SAT, DIMACS, DPLL

Every one of your groups should be meeting w/1 of the designated staff members!!!

Half the week has gone by, but we have not seen half of the groups. We need to meet w/each and every group to OK a sign-off, or work through an idea w/you. This /is/ a part of your grade, this is a requirement, please do not let this slip by.

Last time:

We recapitulated that SAT solvers solve instances of the SAT problem, finding a satisfying assignment to propositional variables. One of the major driving forces in this area is the DPLL algorithm, a basis for many of the modern solvers.

We learned that SMT solvers replace propositional variables with formulae in some known theory. An extension, DPLL(T) (again T for “theory”, the approach parameterized by a particular theory) essentially transforms SMT problems into SAT problems. (One of) the trick is to check consistency against the theory, and in the case of failure, return a /reason/ for that failure in a way that can help the SAT solver.

Pop quiz:

Is this formula satisfiable? If so, give a satisfying assignment. {p,!q,r} ^ {!p,s,q} ^ {s,t,v} ^ {!v,p,t} ^ {m,!f,w,r} ^ {q,f,v}

DPLL Algorithm

Davis
Putnam
Logemann
Loveland

Not that the others don’t have wiki pages, but I know Davis and Putnam are famous in their fields for work beyond this, too. At the very least, for work on Hilbert’s 10th problem and scholarship in the philosophy of mind, respectively.

“Well, it’s gotta be one or the other ..”

For many of the reasons we’ve already seen, people work on determining satisfiability of formulae in clausal form.

The general backtracking approach to determining satisfiability of a set of clauses is to simply pick a literal in a clause, assign it a truth value, then recur trying to satisfy the (now 1 literal simpler) formula. If it turns out that the simplified formula was not satisfiable, then try again with that same literal assigned the opposite truth value. If neither value works, then return unsat.

DPLL improvements

So what does the DPLL procedure add to this approach? The clever choice of literals. An awareness of /singletons/ and /easily dismissed/ literals. A DFS may wind us up w/a particularly poor sequence, so let’s be smarter.

Solvers nowadays are dealing with tens of thousands of variables, sometimes even millions of them and up to a billion clauses. This should astound you. Obviously there are (must be, many believe!) situations where these tools work poorly on small formulae, but in general they perform pretty well.

Singletons

When you have a clause ... ^ { l } ^ ..., with l a single literal, then the entire formula is satisfiable iff this literal has the required truth value.
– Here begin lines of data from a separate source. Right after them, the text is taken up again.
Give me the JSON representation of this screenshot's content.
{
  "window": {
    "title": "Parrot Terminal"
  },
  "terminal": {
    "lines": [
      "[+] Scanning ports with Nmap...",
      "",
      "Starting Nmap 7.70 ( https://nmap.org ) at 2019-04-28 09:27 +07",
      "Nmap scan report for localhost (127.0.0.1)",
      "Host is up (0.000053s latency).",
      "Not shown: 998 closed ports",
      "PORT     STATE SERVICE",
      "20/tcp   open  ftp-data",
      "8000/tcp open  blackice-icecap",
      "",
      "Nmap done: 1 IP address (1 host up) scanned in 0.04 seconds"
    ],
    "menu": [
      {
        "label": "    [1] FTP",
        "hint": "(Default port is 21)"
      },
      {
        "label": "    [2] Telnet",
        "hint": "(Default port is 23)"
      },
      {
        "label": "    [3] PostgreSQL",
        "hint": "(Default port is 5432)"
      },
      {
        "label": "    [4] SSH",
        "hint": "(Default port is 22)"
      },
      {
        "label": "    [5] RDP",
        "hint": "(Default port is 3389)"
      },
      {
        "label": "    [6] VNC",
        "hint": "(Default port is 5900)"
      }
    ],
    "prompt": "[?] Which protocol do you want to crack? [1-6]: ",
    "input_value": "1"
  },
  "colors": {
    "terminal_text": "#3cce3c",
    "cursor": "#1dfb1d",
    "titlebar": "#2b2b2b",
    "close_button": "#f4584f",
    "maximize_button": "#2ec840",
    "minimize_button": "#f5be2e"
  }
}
So in one way of looking at it, using this information well cuts the search space in half. So we force that literal to the appropriate truth value, and simplify the formula from there. You wouldn’t probably start a problem with these cases, but you might wind up with one in the middle of solving. This is a great idea because simplifying viz. one produces another, and so on.

Identify a /unit clause/ of the form {l}, remove all clauses containing l from the formula, and remove the negation of l as an option from the remaining clauses of the formula.

This technique is called /unit propagation/. Unit, because these are called “unit clauses”; this use of the term “unit” is in the same sense as the unit circle (the number 1 is sometimes called “unity”).

Easily dismissed literals

If some variable only occurs in the formula with one /polarity/ (i.e. negative or positive), then there’s no question that we can assign a value to such literals. The formula is satisfiable exactly when the formulae with that literal removed from every one of the clauses is satisfiable. This is another simple technique to simplify the problem. “Pure literals.” Purity, unsullied.

Upshot-memory efficient.

Worst-case linear efficiency.

Further techniques

They discovered this basic technique in ~1960, and it’s still the basis of most modern SAT implementations. But we’ve come a long way since then, too.

heuristics for choice of decision variables

When you /have/ to split, choosing to split on the appropriate variable can make a big difference.

Clause learning

Clause learning is, adding new clauses online during the running of the solver. One important improvement over the last 20 years was the advent of /Conflict-driven clause learning/ (CDCL)

during the execution of the when we encounter a failure, create a /conflict clause/ that describes /why/ the failure happened—what are the essential pieces of what caused the failure.

####

backjumping /non-chronological backtracking/
random restarts

DIMACS format

c  <comment>
c  <comment>
p <problem type> <num-vars> <num-clauses>
p cnf 3 2
2 3 -1 0
1 -3 0

Clauses begin w/the index of the positive literal. Negative nums index negative literals. 0 is the end of clause char.